O estado de São Paulo tem mais de 40 milhões de habitantes – população só superada, na América do Sul, pela Colômbia. O PIB paulista, de R$ 450 bilhões, equivale a um terço do país e é maior do que o de Chile, Venezuela, Argentina ou África do Sul.
Essa pujança econômica e o espírito empreendedor dos paulistas foram celebrados com uma frase emblemática dirigida à Capital, mas que sintetiza o espírito dos bandeirantes: “São Paulo não pode parar!”.

Não podia parar, mas parou. Em 12 de maio de 2006, o estado foi sacudido pela maior onda de ataques do crime organizado de que se tem notícia no Brasil.

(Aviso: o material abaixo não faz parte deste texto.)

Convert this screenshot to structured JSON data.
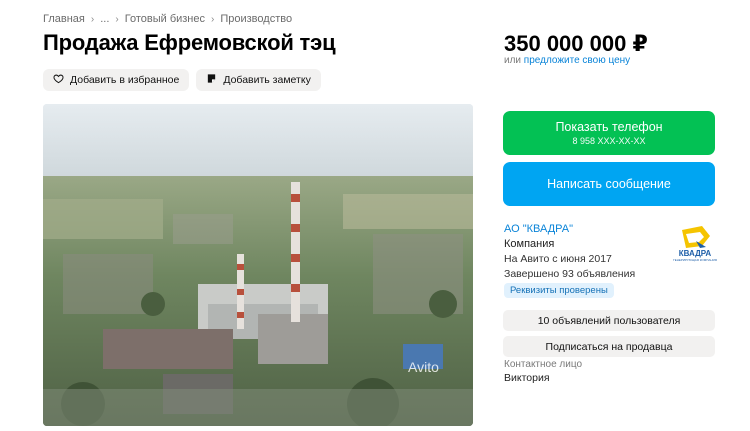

A sociedade e, em certa medida, o poder público ficaram reféns do crime.

O estopim dessa conflagração foi a transferência de 765 presos, supostamente vinculados à facção criminosa Primeiro Comando da Capital (PCC), para o presídio de segurança máxima de Presidente Bernardes, distante 600 quilômetros a oeste de São Paulo.
Essa transferência teria sido motivada por rumores de que estaria em gestação uma grande rebelião nos presídios paulistas. O deslocamento de presos provocou o que se queria evitar: a explosão de violência dentro e fora dos presídios.

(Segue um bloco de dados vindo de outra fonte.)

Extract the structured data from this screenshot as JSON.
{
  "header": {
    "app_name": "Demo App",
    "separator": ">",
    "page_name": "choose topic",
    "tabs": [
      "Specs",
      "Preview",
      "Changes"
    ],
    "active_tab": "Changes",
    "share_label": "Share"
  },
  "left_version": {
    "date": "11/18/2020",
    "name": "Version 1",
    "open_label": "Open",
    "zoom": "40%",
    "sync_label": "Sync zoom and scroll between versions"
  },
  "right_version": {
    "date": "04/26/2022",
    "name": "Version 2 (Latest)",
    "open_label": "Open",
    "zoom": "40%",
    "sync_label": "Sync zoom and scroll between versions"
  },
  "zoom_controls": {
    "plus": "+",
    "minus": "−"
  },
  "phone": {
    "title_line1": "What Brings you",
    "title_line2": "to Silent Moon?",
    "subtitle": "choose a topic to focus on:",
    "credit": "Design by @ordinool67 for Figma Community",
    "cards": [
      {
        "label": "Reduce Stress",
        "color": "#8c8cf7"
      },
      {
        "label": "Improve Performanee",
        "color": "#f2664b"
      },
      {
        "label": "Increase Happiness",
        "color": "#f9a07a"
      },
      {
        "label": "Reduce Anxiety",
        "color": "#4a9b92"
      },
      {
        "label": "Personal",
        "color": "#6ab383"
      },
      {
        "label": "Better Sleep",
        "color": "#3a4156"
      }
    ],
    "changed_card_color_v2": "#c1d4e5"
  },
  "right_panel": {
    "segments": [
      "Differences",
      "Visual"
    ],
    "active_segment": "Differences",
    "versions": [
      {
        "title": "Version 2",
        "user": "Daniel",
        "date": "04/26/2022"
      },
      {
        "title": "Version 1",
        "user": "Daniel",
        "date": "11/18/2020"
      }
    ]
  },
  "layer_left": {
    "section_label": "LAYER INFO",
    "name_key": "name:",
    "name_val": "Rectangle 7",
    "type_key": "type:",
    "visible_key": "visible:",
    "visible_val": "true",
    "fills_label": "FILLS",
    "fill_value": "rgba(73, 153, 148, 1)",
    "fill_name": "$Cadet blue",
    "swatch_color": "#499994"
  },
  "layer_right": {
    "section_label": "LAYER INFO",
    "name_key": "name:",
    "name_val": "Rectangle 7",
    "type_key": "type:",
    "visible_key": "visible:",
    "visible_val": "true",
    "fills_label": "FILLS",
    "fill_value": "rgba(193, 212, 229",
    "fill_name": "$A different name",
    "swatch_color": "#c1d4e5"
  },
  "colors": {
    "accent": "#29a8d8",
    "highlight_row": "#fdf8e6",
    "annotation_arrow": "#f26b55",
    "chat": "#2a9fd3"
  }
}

Imediatamente, o estado virou uma praça de guerra: rebeliões em 80 presídios, dezenas de ônibus incendiados, parte do transporte coletivo suspensa, congestionamentos gigantescos, comércio e escolas fechados, população em fuga para suas residências.

No fim dos combates, a macabra contabilidade dos mortos: 23 policiais militares, 7 policiais civis, 3 guardas municipais e 8 agentes penitenciários. Em represália, 121 “suspeitos” mortos por policias e/ou grupos de extermínio.

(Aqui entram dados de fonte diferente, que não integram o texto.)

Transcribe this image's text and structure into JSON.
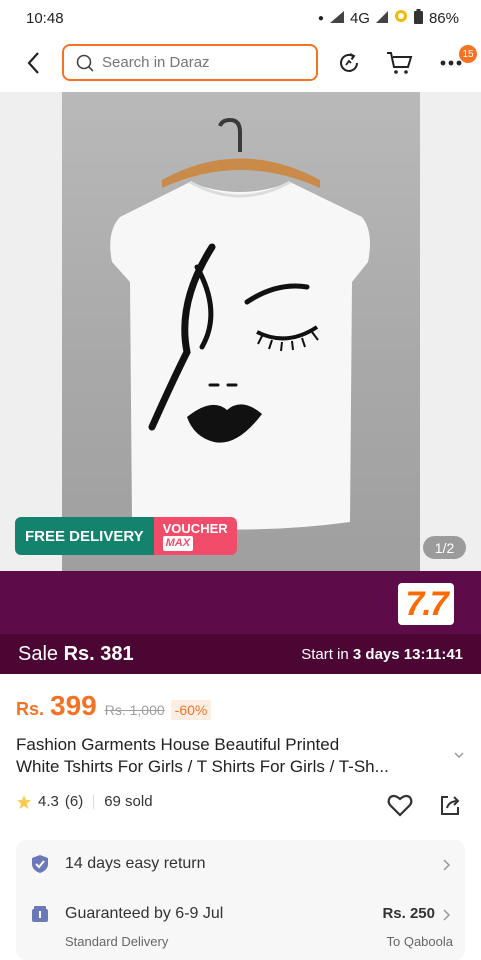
{
  "status_bar": {
    "time": "10:48",
    "network": "4G",
    "battery": "86%"
  },
  "header": {
    "search_placeholder": "Search in Daraz",
    "cart_badge": "15"
  },
  "gallery": {
    "free_delivery": "FREE DELIVERY",
    "voucher": "VOUCHER",
    "voucher_max": "MAX",
    "counter": "1/2"
  },
  "campaign": {
    "logo": "7.7",
    "sale_label": "Sale",
    "sale_price": "Rs. 381",
    "start_prefix": "Start in",
    "start_days": "3 days",
    "start_time": "13:11:41"
  },
  "price": {
    "currency": "Rs.",
    "amount": "399",
    "original": "Rs. 1,000",
    "discount": "-60%"
  },
  "product": {
    "title_line1": "Fashion Garments House Beautiful Printed",
    "title_line2": "White Tshirts For Girls / T Shirts For Girls / T-Sh..."
  },
  "rating": {
    "score": "4.3",
    "count": "(6)",
    "sold": "69 sold"
  },
  "services": {
    "return_label": "14 days easy return",
    "delivery_label": "Guaranteed by 6-9 Jul",
    "delivery_sub": "Standard Delivery",
    "delivery_fee": "Rs. 250",
    "delivery_to": "To Qaboola"
  },
  "colors": {
    "accent": "#f57224",
    "campaign": "#5e0b49",
    "free_delivery": "#14836d",
    "voucher": "#f14c69"
  }
}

O auge do pânico foi na segunda-feira, dia 15. São Paulo parecia um estado-fantasma. À noite, praças e ruas vazias, poucos carros e nenhum ônibus. Viaturas policiais em nervosas rondas noturnas, o medo se espraiando por todo canto.

Na capital paulista – conhecida por noites de intensa agitação – um profundo silêncio se abateu. Nem os conhecidos redutos da boemia funcionaram. Notícias – e boatos – encheram os programas de TV e as páginas da Internet.

Até pequenas cidades, sem registros significativos de violência e criminalidade, foram contagiadas pelo temor geral. A chamada locomotiva do país foi dominada por uma facção criminosa.
Temporariamente refeito do pesadelo, o estado recomeça a funcionar, mas as marcas do caos não conseguem se apagar. Análises sobre a violência e a criminalidade se multiplicam. Opiniões extremadas, o mais das vezes equivocadas, predominam.

No balanço das responsabilidades, os caciques do PSDB, há quase 12 anos governando o estado, refugiaram-se e descarregaram o ônus da crise nas costas do governador Cláudio Lembo.
Curtindo um doce exílio em Nova Iorque, nos Estados Unidos, Fernando Henrique Cardoso e o presidente nacional do PSDB, Tasso Jereissati, interromperam uma reunião de avaliação das dificuldades eleitorais de Alckmin e alfinetaram o atual governador paulista.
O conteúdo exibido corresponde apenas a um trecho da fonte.